An established Japanese technology is at the back of a project to allow a prosperous collection of valuable drawings and manuscripts to run online for free that are tucked inside the almost 600-year-old Vatican Apostolic Library.
The papal library that holds cultural documents such as notes by Michelangelo and Galileo, is at the forefront of a high-tech experiment to marry its ancient texts with digital technology, with the help of Japanese IT services group NTT Data. The unusual cross-border project is in turn opening the doors of NTT Data’s low-profile digital archive business to big opportunities overseas.
The attempt comes as libraries, museums and research institutions worldwide are fighting against time to preserve ageing collections. Since 2010, the Vatican library also has been studying ways to protect its historical archives while making it easier for people across the globe to access them.
The chief information officer of the library, Mr. Luciano Ammenti, stated that the manuscripts are for all the people, not only for the Vatican library.

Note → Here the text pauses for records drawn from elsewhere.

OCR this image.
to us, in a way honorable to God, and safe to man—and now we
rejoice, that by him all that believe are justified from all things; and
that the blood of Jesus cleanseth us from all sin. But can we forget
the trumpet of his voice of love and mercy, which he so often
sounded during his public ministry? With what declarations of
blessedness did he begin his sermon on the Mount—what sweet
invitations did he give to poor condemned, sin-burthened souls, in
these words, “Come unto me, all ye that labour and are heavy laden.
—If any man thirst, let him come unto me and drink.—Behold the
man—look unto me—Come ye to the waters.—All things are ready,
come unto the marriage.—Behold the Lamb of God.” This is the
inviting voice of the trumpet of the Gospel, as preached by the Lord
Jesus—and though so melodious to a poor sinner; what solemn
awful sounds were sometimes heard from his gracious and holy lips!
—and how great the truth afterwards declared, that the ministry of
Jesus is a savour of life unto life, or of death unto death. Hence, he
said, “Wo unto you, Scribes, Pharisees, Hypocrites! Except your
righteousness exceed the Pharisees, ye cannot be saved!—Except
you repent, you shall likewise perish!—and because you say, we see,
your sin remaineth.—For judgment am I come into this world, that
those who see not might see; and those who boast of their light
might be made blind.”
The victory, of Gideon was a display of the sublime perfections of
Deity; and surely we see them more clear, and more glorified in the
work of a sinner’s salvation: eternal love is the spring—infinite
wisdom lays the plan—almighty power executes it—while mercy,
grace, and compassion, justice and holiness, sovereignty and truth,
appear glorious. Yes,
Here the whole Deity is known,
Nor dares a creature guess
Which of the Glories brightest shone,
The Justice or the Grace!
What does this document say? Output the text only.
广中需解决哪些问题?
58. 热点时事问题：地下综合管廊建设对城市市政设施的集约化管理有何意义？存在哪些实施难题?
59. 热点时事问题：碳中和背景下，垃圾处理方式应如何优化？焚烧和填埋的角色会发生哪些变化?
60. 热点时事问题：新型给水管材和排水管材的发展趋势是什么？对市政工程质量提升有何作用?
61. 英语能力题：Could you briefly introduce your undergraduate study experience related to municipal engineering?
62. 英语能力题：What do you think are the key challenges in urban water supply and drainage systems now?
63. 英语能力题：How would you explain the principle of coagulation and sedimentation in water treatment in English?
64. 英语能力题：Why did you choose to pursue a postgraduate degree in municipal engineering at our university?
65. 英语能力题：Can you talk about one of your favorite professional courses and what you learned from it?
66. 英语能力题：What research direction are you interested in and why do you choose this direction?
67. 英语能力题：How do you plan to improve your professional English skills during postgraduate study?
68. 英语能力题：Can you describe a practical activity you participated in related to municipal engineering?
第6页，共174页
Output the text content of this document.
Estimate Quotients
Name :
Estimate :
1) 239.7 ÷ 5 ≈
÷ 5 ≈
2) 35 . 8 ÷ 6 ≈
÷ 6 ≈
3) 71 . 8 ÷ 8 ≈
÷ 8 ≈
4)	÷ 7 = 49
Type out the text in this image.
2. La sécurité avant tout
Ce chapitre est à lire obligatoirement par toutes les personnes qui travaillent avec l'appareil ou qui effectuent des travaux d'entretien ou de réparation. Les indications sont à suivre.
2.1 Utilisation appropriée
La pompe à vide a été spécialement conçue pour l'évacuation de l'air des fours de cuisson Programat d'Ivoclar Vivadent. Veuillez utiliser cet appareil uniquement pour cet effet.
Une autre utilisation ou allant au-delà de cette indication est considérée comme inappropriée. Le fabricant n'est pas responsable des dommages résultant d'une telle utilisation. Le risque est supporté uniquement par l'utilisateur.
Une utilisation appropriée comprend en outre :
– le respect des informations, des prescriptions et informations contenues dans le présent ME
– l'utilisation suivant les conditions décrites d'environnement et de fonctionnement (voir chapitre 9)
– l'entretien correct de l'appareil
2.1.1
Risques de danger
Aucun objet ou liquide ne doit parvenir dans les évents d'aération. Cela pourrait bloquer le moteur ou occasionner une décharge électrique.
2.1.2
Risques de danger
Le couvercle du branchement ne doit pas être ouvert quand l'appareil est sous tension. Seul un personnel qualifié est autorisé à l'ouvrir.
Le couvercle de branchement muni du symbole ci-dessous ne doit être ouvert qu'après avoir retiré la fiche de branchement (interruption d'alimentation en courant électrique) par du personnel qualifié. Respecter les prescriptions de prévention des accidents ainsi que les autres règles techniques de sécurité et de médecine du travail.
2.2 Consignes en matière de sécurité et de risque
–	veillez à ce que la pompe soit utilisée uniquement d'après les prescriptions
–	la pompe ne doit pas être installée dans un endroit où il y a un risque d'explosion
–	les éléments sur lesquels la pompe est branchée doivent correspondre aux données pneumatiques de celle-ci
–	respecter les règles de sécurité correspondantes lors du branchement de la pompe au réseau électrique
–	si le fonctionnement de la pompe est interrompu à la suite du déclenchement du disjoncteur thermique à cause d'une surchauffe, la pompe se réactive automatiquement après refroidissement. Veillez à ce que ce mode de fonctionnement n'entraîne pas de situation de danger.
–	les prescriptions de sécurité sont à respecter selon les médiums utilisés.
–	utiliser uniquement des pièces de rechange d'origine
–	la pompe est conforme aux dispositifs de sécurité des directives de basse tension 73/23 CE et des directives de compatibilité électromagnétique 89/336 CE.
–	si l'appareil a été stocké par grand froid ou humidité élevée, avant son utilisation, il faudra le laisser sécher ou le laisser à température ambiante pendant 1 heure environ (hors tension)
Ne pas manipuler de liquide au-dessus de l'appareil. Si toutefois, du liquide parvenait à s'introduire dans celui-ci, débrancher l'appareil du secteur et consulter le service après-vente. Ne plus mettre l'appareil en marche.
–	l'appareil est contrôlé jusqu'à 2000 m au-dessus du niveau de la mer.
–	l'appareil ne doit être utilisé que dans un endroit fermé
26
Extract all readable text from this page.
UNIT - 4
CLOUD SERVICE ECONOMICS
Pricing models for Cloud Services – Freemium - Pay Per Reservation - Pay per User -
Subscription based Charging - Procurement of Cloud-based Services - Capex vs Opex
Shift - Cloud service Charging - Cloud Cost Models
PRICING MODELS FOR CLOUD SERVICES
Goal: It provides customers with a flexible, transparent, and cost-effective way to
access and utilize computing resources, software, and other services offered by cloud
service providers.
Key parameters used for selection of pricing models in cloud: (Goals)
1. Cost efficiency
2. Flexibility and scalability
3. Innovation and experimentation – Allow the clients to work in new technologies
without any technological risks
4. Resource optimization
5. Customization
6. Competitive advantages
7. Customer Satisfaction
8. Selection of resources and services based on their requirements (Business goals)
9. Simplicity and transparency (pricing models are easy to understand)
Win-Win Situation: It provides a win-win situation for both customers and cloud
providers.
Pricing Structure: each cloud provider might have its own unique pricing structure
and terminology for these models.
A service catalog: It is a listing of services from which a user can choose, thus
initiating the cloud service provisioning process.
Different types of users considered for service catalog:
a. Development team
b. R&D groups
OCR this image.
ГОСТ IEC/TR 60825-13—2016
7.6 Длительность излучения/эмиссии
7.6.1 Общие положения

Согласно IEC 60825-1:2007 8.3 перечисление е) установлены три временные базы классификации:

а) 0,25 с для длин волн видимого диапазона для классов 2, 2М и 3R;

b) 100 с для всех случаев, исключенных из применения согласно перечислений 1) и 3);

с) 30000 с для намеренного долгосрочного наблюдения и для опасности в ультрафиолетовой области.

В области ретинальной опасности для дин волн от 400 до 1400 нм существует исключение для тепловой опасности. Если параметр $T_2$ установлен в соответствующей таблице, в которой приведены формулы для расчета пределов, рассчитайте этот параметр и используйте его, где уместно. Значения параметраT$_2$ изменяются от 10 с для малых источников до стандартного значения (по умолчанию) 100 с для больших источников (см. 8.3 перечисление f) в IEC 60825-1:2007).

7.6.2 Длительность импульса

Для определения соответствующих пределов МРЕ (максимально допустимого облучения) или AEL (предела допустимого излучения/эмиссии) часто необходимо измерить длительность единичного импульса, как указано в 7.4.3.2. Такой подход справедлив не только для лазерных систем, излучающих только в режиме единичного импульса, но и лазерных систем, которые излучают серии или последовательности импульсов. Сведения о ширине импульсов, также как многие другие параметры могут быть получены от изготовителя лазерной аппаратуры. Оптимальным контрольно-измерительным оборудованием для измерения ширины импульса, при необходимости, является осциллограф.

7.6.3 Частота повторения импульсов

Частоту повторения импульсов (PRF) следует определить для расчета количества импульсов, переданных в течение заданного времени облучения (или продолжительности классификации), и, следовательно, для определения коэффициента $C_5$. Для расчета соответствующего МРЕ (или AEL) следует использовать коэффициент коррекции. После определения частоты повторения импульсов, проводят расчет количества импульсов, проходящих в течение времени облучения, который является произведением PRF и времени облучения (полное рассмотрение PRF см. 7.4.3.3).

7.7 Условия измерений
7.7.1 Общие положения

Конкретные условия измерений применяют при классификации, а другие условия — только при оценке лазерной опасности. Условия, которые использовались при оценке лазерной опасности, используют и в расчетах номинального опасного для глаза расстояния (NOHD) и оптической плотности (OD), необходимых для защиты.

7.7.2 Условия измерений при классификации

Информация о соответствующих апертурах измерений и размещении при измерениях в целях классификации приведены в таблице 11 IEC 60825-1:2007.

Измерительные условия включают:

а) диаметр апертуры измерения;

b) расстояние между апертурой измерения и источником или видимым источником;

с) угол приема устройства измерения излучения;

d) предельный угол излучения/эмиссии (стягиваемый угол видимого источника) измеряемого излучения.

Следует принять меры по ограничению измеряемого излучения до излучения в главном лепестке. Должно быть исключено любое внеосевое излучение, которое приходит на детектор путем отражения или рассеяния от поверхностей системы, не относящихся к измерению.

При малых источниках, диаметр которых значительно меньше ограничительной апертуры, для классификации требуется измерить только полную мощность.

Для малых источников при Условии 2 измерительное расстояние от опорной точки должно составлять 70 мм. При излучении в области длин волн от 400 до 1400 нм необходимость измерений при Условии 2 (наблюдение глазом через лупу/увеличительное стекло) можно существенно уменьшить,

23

Two and a half years ago, the Vatican library approached NTT Data about its technology. The company has been applying its cloud computing service for about a decade to help Japanese libraries preserve and store their ageing manuscripts and texts in digital form.
At present, there are digitized images of 4,400 ancient manuscripts on the library’s website that can be viewed for free including a 1,600-year-old manuscript showing the work of Roman poet Virgil that was studied by Raphael, and 400-year-old paintings of traditional Japanese dance.